6. Preparing to Outsource is Hard Work
The prospect probably knows how much work is ahead to prepare for outsourcing to their next managed services provider. They may desperately need a solution to their day-to-day pain points. However, the time to properly address it with a planning session, action plan, RFI, RFQs, or bids is a constraint on already limited resources.
Results: It is daunting to consider outsourcing. Prepare an up-front checklist for steps that can be delegated, taken, and checked off. Bite-sized, achievable steps will demonstrate that they can collaborate with you and also help to facilitate a smooth transition to your solution.
7. They Feel Duped
Firstly, your prospects have found that your predecessors didn’t have solutions for their unique needs. Secondly, the prior providers weren’t the innovators they promised, and were inflexible both in their delivery and in infrastructure. Thirdly, your predecessors didn’t even really understand the prospect’s business. They kept promising to help manage costs and services but mostly missed their requirements altogether.
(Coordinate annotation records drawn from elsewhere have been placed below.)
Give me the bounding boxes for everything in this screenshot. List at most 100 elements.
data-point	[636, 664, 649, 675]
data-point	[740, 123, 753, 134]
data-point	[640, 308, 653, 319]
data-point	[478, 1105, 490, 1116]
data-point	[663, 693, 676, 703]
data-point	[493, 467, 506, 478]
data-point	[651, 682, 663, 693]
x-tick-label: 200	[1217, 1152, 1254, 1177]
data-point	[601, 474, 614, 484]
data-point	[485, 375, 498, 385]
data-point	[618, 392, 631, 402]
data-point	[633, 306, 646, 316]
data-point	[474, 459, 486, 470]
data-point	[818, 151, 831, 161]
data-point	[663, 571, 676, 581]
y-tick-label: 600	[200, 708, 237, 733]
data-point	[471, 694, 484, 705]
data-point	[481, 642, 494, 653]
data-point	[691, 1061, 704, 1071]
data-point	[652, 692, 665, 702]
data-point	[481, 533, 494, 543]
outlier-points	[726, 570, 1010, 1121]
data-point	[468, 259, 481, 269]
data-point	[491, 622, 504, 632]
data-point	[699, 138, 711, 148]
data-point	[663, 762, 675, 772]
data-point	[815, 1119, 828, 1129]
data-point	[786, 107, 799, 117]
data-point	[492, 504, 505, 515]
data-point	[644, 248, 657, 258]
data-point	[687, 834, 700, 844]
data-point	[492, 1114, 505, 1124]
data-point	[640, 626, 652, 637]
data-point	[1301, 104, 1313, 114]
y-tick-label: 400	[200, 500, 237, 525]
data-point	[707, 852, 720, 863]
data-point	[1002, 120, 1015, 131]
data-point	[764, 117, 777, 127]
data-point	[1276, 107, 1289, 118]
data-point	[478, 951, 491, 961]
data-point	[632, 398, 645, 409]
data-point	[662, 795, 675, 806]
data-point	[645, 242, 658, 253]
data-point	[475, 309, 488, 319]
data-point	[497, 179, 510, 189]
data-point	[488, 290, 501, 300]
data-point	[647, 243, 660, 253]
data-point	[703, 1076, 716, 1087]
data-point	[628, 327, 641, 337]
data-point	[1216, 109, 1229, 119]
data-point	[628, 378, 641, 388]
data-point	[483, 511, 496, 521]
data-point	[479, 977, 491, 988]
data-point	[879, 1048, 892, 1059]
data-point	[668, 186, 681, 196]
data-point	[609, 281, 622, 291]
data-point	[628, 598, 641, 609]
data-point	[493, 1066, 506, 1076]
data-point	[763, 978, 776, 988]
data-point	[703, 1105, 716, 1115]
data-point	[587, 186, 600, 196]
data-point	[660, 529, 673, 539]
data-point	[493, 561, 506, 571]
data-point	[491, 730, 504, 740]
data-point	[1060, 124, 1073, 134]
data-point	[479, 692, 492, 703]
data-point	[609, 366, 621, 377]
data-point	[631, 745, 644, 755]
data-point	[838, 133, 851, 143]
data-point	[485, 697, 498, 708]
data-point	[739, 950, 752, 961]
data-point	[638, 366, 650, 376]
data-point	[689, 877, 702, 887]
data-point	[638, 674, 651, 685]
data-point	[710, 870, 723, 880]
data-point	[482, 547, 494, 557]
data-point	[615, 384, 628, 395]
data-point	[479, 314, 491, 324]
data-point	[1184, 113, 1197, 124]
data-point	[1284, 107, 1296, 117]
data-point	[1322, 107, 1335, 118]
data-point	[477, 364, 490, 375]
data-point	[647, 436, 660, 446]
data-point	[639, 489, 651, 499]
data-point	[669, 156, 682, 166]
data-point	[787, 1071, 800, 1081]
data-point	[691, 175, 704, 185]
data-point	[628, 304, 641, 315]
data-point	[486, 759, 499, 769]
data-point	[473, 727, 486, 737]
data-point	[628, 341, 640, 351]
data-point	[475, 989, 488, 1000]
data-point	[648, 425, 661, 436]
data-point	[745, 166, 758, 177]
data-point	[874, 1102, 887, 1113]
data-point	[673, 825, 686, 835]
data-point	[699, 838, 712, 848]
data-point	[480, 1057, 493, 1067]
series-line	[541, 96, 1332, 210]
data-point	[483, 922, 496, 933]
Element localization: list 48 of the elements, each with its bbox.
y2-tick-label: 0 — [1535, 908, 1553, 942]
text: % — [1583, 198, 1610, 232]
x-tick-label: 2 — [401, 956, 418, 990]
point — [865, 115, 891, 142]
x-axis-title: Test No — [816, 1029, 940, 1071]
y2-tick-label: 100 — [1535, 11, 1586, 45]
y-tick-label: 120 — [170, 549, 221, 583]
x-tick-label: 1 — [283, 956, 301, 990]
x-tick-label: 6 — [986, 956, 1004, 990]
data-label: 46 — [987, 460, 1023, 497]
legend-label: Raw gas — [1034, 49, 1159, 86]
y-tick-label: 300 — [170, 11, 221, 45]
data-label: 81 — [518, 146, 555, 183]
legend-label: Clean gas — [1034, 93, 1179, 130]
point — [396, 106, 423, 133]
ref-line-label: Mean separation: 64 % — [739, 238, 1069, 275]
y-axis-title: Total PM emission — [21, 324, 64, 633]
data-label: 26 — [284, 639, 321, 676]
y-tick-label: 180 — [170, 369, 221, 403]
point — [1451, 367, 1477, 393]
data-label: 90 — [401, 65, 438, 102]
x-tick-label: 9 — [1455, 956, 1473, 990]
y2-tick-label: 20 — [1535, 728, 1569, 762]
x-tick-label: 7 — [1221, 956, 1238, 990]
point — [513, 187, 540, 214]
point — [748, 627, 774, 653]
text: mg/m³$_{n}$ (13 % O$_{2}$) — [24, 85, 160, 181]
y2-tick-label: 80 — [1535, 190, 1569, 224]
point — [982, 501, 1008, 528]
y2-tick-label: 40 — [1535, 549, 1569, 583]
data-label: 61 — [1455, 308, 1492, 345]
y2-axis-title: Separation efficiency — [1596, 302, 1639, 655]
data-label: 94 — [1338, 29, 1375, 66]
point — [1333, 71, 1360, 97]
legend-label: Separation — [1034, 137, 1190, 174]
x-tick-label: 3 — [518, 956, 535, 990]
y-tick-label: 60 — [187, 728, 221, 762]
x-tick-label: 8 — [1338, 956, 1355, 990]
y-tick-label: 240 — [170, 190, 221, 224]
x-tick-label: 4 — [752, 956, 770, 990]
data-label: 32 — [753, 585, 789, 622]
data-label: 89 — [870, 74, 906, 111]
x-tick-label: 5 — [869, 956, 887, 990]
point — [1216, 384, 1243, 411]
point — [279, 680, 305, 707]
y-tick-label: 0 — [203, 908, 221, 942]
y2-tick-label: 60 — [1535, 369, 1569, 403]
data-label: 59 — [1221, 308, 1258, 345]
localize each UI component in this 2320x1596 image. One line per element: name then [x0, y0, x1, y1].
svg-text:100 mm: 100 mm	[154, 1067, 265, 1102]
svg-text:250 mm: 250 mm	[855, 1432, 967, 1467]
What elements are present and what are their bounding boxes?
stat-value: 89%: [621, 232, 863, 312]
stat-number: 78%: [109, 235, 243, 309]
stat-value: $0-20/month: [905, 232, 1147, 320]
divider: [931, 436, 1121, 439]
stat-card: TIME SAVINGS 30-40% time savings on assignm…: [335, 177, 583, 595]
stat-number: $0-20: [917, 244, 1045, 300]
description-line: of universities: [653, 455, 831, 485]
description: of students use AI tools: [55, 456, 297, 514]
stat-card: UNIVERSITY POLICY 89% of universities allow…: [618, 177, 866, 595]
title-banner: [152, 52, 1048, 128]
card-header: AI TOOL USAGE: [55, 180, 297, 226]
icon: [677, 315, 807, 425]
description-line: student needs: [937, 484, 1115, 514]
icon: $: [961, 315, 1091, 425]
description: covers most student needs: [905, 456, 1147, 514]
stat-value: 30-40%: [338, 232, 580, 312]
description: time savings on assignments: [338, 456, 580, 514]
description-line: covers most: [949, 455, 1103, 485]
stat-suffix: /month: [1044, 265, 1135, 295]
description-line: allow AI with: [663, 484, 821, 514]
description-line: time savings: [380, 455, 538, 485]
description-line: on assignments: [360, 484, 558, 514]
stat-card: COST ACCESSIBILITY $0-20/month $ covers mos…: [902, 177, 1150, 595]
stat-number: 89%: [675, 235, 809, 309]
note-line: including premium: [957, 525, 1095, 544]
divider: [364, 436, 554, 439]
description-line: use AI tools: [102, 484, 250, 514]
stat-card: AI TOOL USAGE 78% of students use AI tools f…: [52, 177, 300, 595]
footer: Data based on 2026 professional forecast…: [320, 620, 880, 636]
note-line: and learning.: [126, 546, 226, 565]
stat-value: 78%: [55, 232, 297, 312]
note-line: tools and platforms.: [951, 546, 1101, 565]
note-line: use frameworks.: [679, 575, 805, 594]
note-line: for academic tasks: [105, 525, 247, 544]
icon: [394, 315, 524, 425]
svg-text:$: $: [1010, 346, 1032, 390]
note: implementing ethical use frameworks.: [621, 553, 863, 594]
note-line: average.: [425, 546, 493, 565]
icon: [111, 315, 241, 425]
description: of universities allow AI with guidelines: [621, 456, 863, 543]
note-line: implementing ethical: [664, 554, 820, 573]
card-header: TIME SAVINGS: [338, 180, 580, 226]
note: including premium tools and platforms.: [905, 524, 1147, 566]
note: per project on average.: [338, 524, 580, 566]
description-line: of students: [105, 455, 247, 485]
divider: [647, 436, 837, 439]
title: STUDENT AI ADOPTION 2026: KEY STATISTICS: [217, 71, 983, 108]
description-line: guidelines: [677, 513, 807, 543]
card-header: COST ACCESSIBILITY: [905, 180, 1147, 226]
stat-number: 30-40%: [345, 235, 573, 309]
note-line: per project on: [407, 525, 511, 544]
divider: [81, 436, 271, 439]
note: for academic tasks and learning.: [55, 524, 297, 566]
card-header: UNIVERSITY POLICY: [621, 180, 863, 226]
Results: Your prospect already suspects that you are not interested in their needs and only want to sell them whatever serves you best. By deploying questioning tools, and your good-old-fashioned active listening skills, you can find out more about what the prospect is seeking. Need to brush up on these? We can recommend Bold Networking for Sales Training 100%.
Final Thoughts
Sometimes prospecting obstacles exist because someone before you failed to deliver the promised outcomes. Understandably, prospects will be wary of your solution based on their past negative experiences. They will have a long memory so prospecting them may take a bit longer. You may become impatient with the pace they are willing to go during prospecting. Never let them hear your impatience. Being great at prospecting requires consistent follow-up and your action will speak volumes to prospects. If they can’t trust you with the little things, they will struggle to trust you with the big things they need to resolve. Listen, not to reply, but to understand WHAT pain-point they need to address and more importantly, WHY they need to address it. Communicate back, in writing if you need to, what you heard them say. Remember, a little empathy goes a long way toward developing a trust-based relationship with someone who could become your next advocate client and possibly refer you to your next account.